Les autorités sont sourdes, mais je parlerai quand même. En pareilles circonstances, quand les raisons de la colère des Mauriciens sont légitimes, je m’attends à ce que les tenants du pouvoir démontrent d’abord de l’empathie à l’égard de ceux qui n’en peuvent plus. J’ai écouté le propos du Premier ministre qui réagissait à la colère des manifestants, j’ai trouvé qu’il a manqué dramatiquement de considération pour ceux qui manifestent, parce qu’ils peinent à se nourrir.
Certes, le problème de la hausse vertigineuse des prix ne peut être imputé uniquement au gouvernement, mais il paie aujourd’hui les conséquences d’une politique économique et d’une stratégie de communication qui ont prétendu que le gouvernement a les moyens de tout faire. Or, devant l’augmentation des prix de produits d’importation, devant l’augmentation du coût du fret, devant la rareté d’un certain nombre de produits, devant la guerre, il est impuissant ! Ce qui ne veut pas dire qu’il doit rester inerte.
Je ne vois qu’une manière de traiter la question, et on l’a fait dans le passé : il faut réintroduire un Cost of Living Allowance (COLA) pour les plus bas salaires, à financer par le gel de tous les projets de prestige, des investissements publics non prioritaires et par un ensemble de mesures d’austérité qui reconnaisse la gravité de la crise économique et sociale. Si l’on devait considérer que c’est intenable pour des entreprises qui connaissent déjà des difficultés de trésorerie, alors il reste l’option des food vouchers, plus difficile à administrer.
En ce qui concerne les manifestants, après avoir reconnu le bien-fondé des manifestations, on peut déplorer le recours à la violence et plus encore, les manipulations politiciennes.
En ce qui concerne les manifestants, après avoir reconnu le bien-fondé des manifestations, on peut déplorer le recours à la violence et plus encore, les manipulations politiciennes»
Pour les plus jeunes qui n’ont pas vécu la « guerre raciale », ainsi que les émeutes de 99, pouvez-vous faire état des conséquences des actes de violence sur le tissu social, ainsi que sur la situation économique d’un pays ?

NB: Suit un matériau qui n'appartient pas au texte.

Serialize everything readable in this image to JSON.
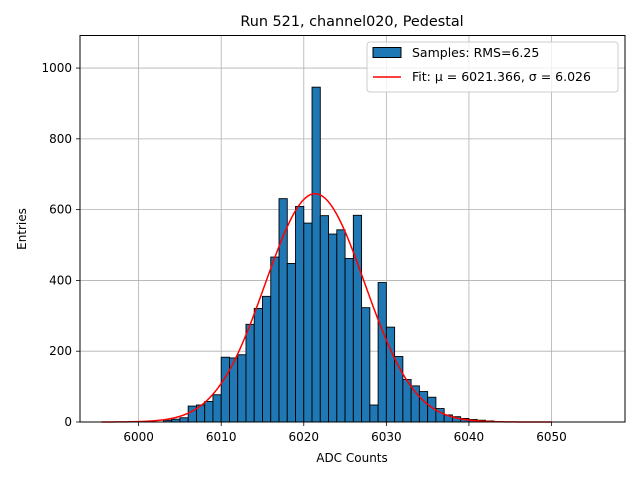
{
  "chart_data": {
    "type": "bar",
    "title": "Run 521, channel020, Pedestal",
    "xlabel": "ADC Counts",
    "ylabel": "Entries",
    "xlim": [
      5992.9,
      6058.9
    ],
    "ylim": [
      0,
      1092
    ],
    "xticks": [
      6000,
      6010,
      6020,
      6030,
      6040,
      6050
    ],
    "yticks": [
      0,
      200,
      400,
      600,
      800,
      1000
    ],
    "grid": true,
    "legend": {
      "location": "upper right"
    },
    "colors": {
      "bars": "#1f77b4",
      "bar_edge": "#000000",
      "fit": "#ff0000"
    },
    "histogram": {
      "name": "Samples: RMS=6.25",
      "bin_width": 1,
      "bins_from": 6003,
      "counts": [
        5,
        8,
        12,
        45,
        48,
        58,
        77,
        183,
        181,
        190,
        276,
        321,
        355,
        466,
        631,
        448,
        609,
        562,
        946,
        583,
        531,
        543,
        462,
        584,
        323,
        48,
        394,
        268,
        185,
        120,
        102,
        86,
        70,
        38,
        20,
        15,
        10,
        7,
        5,
        3
      ]
    },
    "fit": {
      "name": "Fit: μ = 6021.366, σ = 6.026",
      "mu": 6021.366,
      "sigma": 6.026,
      "amplitude": 645,
      "x_range": [
        5995.5,
        6050
      ]
    }
  }
}
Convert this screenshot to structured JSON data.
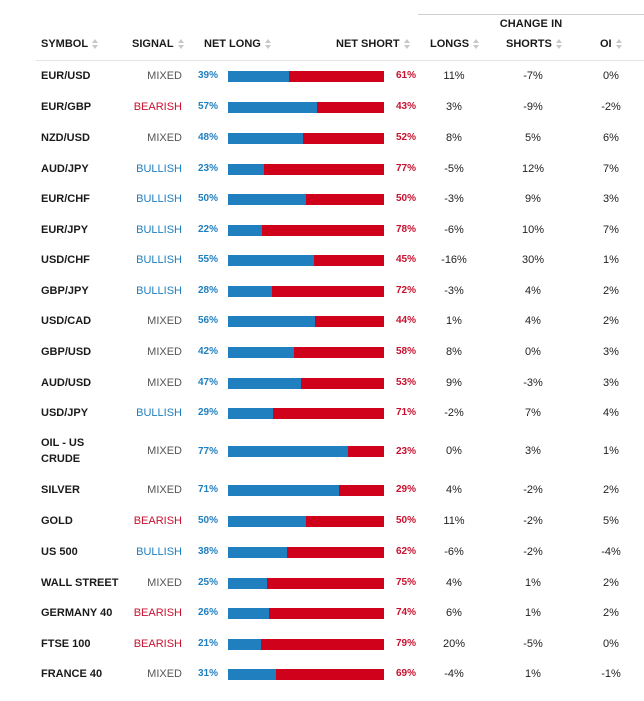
{
  "header": {
    "change_in": "CHANGE IN",
    "symbol": "SYMBOL",
    "signal": "SIGNAL",
    "net_long": "NET LONG",
    "net_short": "NET SHORT",
    "longs": "LONGS",
    "shorts": "SHORTS",
    "oi": "OI"
  },
  "colors": {
    "long_bar": "#1f7fbf",
    "short_bar": "#d0021b",
    "bullish": "#1f7fbf",
    "bearish": "#c8102e",
    "mixed": "#555555"
  },
  "rows": [
    {
      "symbol": "EUR/USD",
      "signal": "MIXED",
      "net_long": "39%",
      "net_short": "61%",
      "longs": "11%",
      "shorts": "-7%",
      "oi": "0%"
    },
    {
      "symbol": "EUR/GBP",
      "signal": "BEARISH",
      "net_long": "57%",
      "net_short": "43%",
      "longs": "3%",
      "shorts": "-9%",
      "oi": "-2%"
    },
    {
      "symbol": "NZD/USD",
      "signal": "MIXED",
      "net_long": "48%",
      "net_short": "52%",
      "longs": "8%",
      "shorts": "5%",
      "oi": "6%"
    },
    {
      "symbol": "AUD/JPY",
      "signal": "BULLISH",
      "net_long": "23%",
      "net_short": "77%",
      "longs": "-5%",
      "shorts": "12%",
      "oi": "7%"
    },
    {
      "symbol": "EUR/CHF",
      "signal": "BULLISH",
      "net_long": "50%",
      "net_short": "50%",
      "longs": "-3%",
      "shorts": "9%",
      "oi": "3%"
    },
    {
      "symbol": "EUR/JPY",
      "signal": "BULLISH",
      "net_long": "22%",
      "net_short": "78%",
      "longs": "-6%",
      "shorts": "10%",
      "oi": "7%"
    },
    {
      "symbol": "USD/CHF",
      "signal": "BULLISH",
      "net_long": "55%",
      "net_short": "45%",
      "longs": "-16%",
      "shorts": "30%",
      "oi": "1%"
    },
    {
      "symbol": "GBP/JPY",
      "signal": "BULLISH",
      "net_long": "28%",
      "net_short": "72%",
      "longs": "-3%",
      "shorts": "4%",
      "oi": "2%"
    },
    {
      "symbol": "USD/CAD",
      "signal": "MIXED",
      "net_long": "56%",
      "net_short": "44%",
      "longs": "1%",
      "shorts": "4%",
      "oi": "2%"
    },
    {
      "symbol": "GBP/USD",
      "signal": "MIXED",
      "net_long": "42%",
      "net_short": "58%",
      "longs": "8%",
      "shorts": "0%",
      "oi": "3%"
    },
    {
      "symbol": "AUD/USD",
      "signal": "MIXED",
      "net_long": "47%",
      "net_short": "53%",
      "longs": "9%",
      "shorts": "-3%",
      "oi": "3%"
    },
    {
      "symbol": "USD/JPY",
      "signal": "BULLISH",
      "net_long": "29%",
      "net_short": "71%",
      "longs": "-2%",
      "shorts": "7%",
      "oi": "4%"
    },
    {
      "symbol": "OIL - US CRUDE",
      "signal": "MIXED",
      "net_long": "77%",
      "net_short": "23%",
      "longs": "0%",
      "shorts": "3%",
      "oi": "1%"
    },
    {
      "symbol": "SILVER",
      "signal": "MIXED",
      "net_long": "71%",
      "net_short": "29%",
      "longs": "4%",
      "shorts": "-2%",
      "oi": "2%"
    },
    {
      "symbol": "GOLD",
      "signal": "BEARISH",
      "net_long": "50%",
      "net_short": "50%",
      "longs": "11%",
      "shorts": "-2%",
      "oi": "5%"
    },
    {
      "symbol": "US 500",
      "signal": "BULLISH",
      "net_long": "38%",
      "net_short": "62%",
      "longs": "-6%",
      "shorts": "-2%",
      "oi": "-4%"
    },
    {
      "symbol": "WALL STREET",
      "signal": "MIXED",
      "net_long": "25%",
      "net_short": "75%",
      "longs": "4%",
      "shorts": "1%",
      "oi": "2%"
    },
    {
      "symbol": "GERMANY 40",
      "signal": "BEARISH",
      "net_long": "26%",
      "net_short": "74%",
      "longs": "6%",
      "shorts": "1%",
      "oi": "2%"
    },
    {
      "symbol": "FTSE 100",
      "signal": "BEARISH",
      "net_long": "21%",
      "net_short": "79%",
      "longs": "20%",
      "shorts": "-5%",
      "oi": "0%"
    },
    {
      "symbol": "FRANCE 40",
      "signal": "MIXED",
      "net_long": "31%",
      "net_short": "69%",
      "longs": "-4%",
      "shorts": "1%",
      "oi": "-1%"
    }
  ]
}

Soyons prudents ! Je ne vois pas pourquoi vous évoquez « la guerre raciale ». Mais je vous vois venir. Vous le faites parce que les manifestants sont surtout des résidents des faubourgs : ils ne sont pas une « race » ; ils appartiennent à une classe ! Ils appartiennent, et ce depuis longtemps, aux laissés-pour-compte du pays. Ce sont les Mauriciens les plus méprisés par ministres et fonctionnaires ; leurs enfants sont humiliés par certains enseignants ; leurs vieux sont maltraités dans les hôpitaux publics. Ils sont broyés par le système. Leur colère est grande et cela se comprend. Le Premier ministre doit, urgemment, prendre des mesures spectaculaires pour indiquer qu’il a reçu le message. Faute de quoi, il creusera sa tombe politique.
Que peut faire le gouvernement face aux revendications de la rue, dans le court terme, afin d’apaiser la situation ?

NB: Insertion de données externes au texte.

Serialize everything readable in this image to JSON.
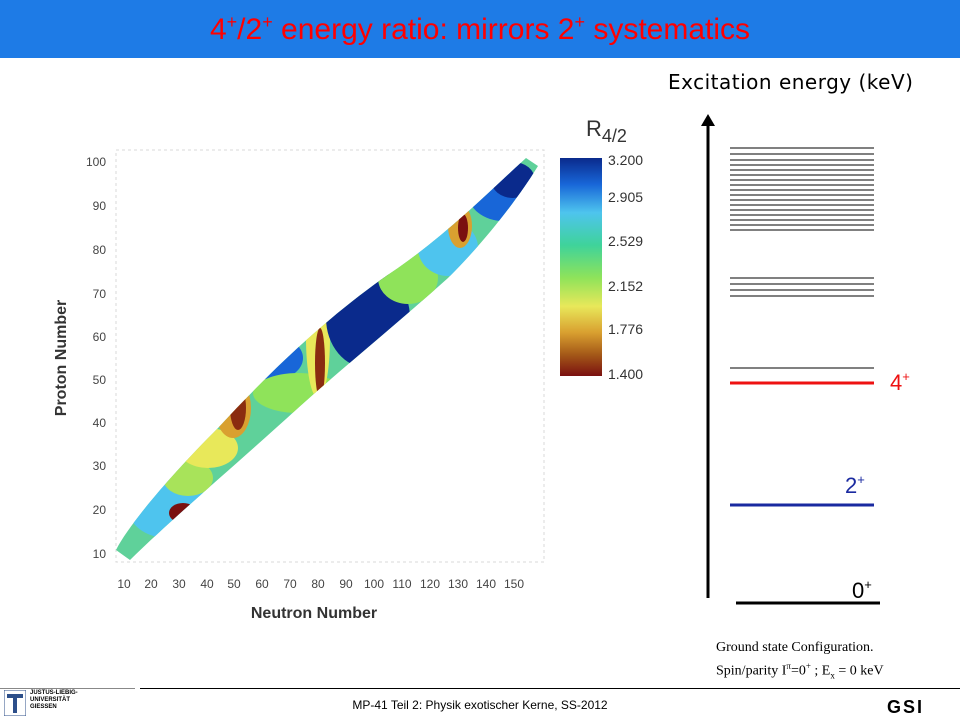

Dans le court terme, je viens de vous le dire, le gouvernement doit trouver le moyen de soutenir financièrement, pour une période donnée, les familles les plus vulnérables. Il faudrait ici, comme ailleurs, une politique de ciblage. Le gouvernement ne peut tout donner à tous. Il a déjà suffisamment endetté le pays en le faisant vivre bien au-dessus de ses moyens. Ça finira mal, très mal pour nous tous. S’il a l’intérêt du pays à cœur, c’est un budget d’austérité qui dit son nom que le ministre des Finances doit présenter en juin. Faut arrêter de faire le matamore !
Face à la colère et aux revendications de la rue, qui sont ceux qui doivent, selon vous, faire le premier pas pour tenter de calmer la situation ?

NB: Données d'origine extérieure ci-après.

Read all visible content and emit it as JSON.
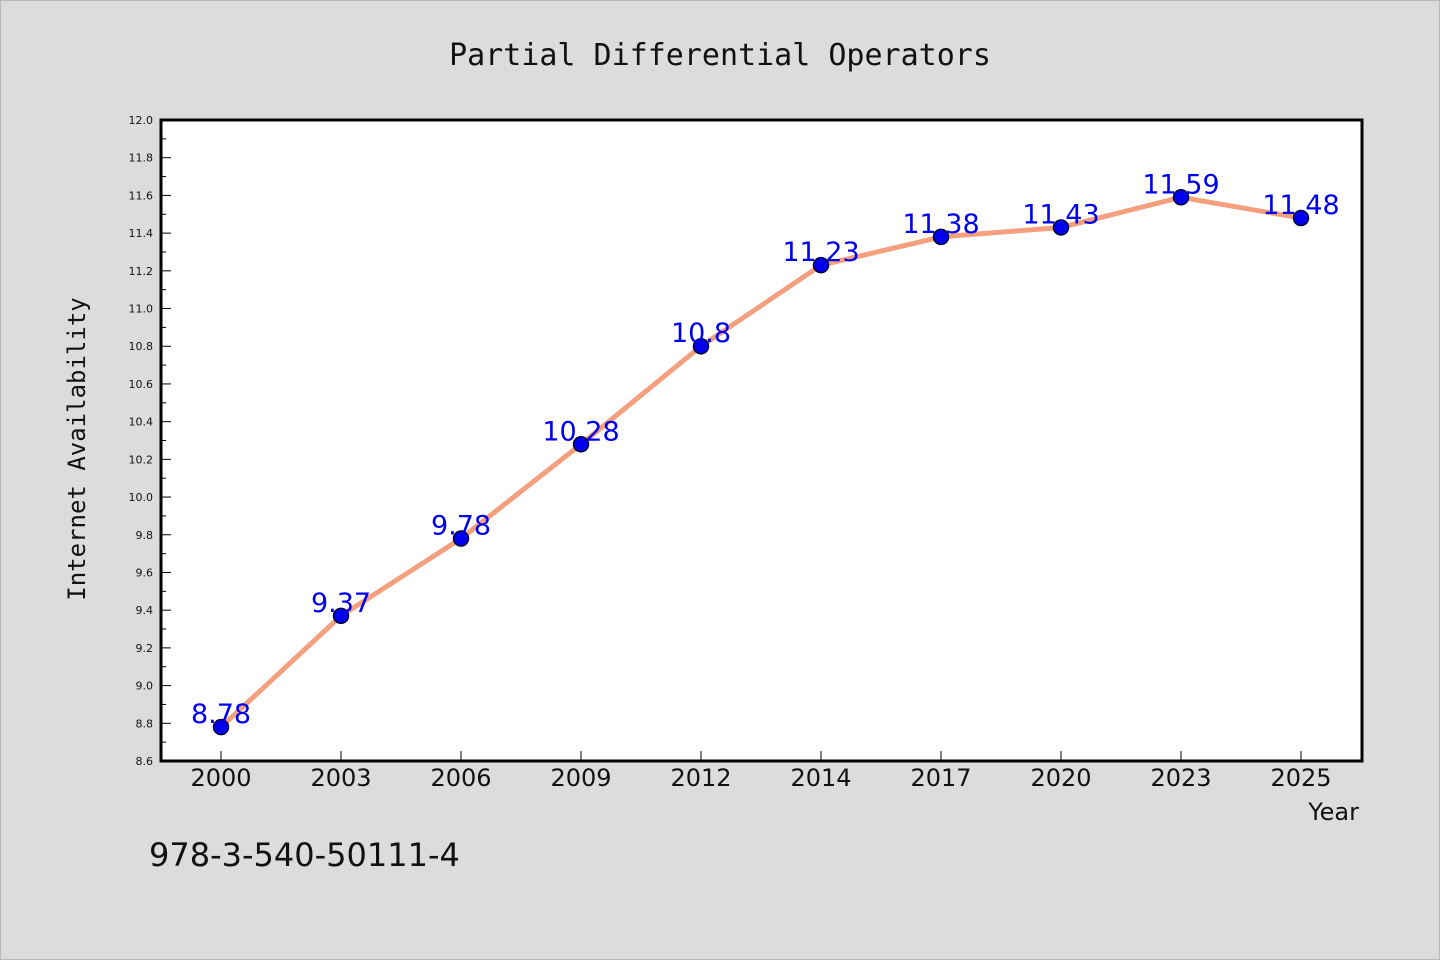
{
  "caption": "978-3-540-50111-4",
  "colors": {
    "line": "#f4a07f",
    "marker": "#0000ee",
    "marker_edge": "#000033",
    "data_label": "#0000ee"
  },
  "chart_data": {
    "type": "line",
    "title": "Partial Differential Operators",
    "xlabel": "Year",
    "ylabel": "Internet Availability",
    "categories": [
      "2000",
      "2003",
      "2006",
      "2009",
      "2012",
      "2014",
      "2017",
      "2020",
      "2023",
      "2025"
    ],
    "series": [
      {
        "values": [
          8.78,
          9.37,
          9.78,
          10.28,
          10.8,
          11.23,
          11.38,
          11.43,
          11.59,
          11.48
        ]
      }
    ],
    "data_labels": [
      "8.78",
      "9.37",
      "9.78",
      "10.28",
      "10.8",
      "11.23",
      "11.38",
      "11.43",
      "11.59",
      "11.48"
    ],
    "yticks": [
      "8.6",
      "8.8",
      "9.0",
      "9.2",
      "9.4",
      "9.6",
      "9.8",
      "10.0",
      "10.2",
      "10.4",
      "10.6",
      "10.8",
      "11.0",
      "11.2",
      "11.4",
      "11.6",
      "11.8",
      "12.0"
    ],
    "ylim": [
      8.6,
      12.0
    ],
    "grid": false,
    "legend": "none"
  }
}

Le gouvernement, bien sûr. En particulier, le Premier ministre. Il ne peut pas, comme il l’a fait jusqu’ici, résumer les manifestations à une manipulation politique, même s’il est vrai que cette dimension ne peut être occultée. Je vous l’ai dit : un soutien financier ciblé est une mesure susceptible de désamorcer un embrasement toujours possible. Je dis bien « ciblé ».
Le problème de la hausse vertigineuse des prix ne peut être imputé uniquement au gouvernement, mais il paie aujourd’hui les conséquences d’une politique économique et d’une stratégie de communication qui ont prétendu que le gouvernement a les moyens de tout faire»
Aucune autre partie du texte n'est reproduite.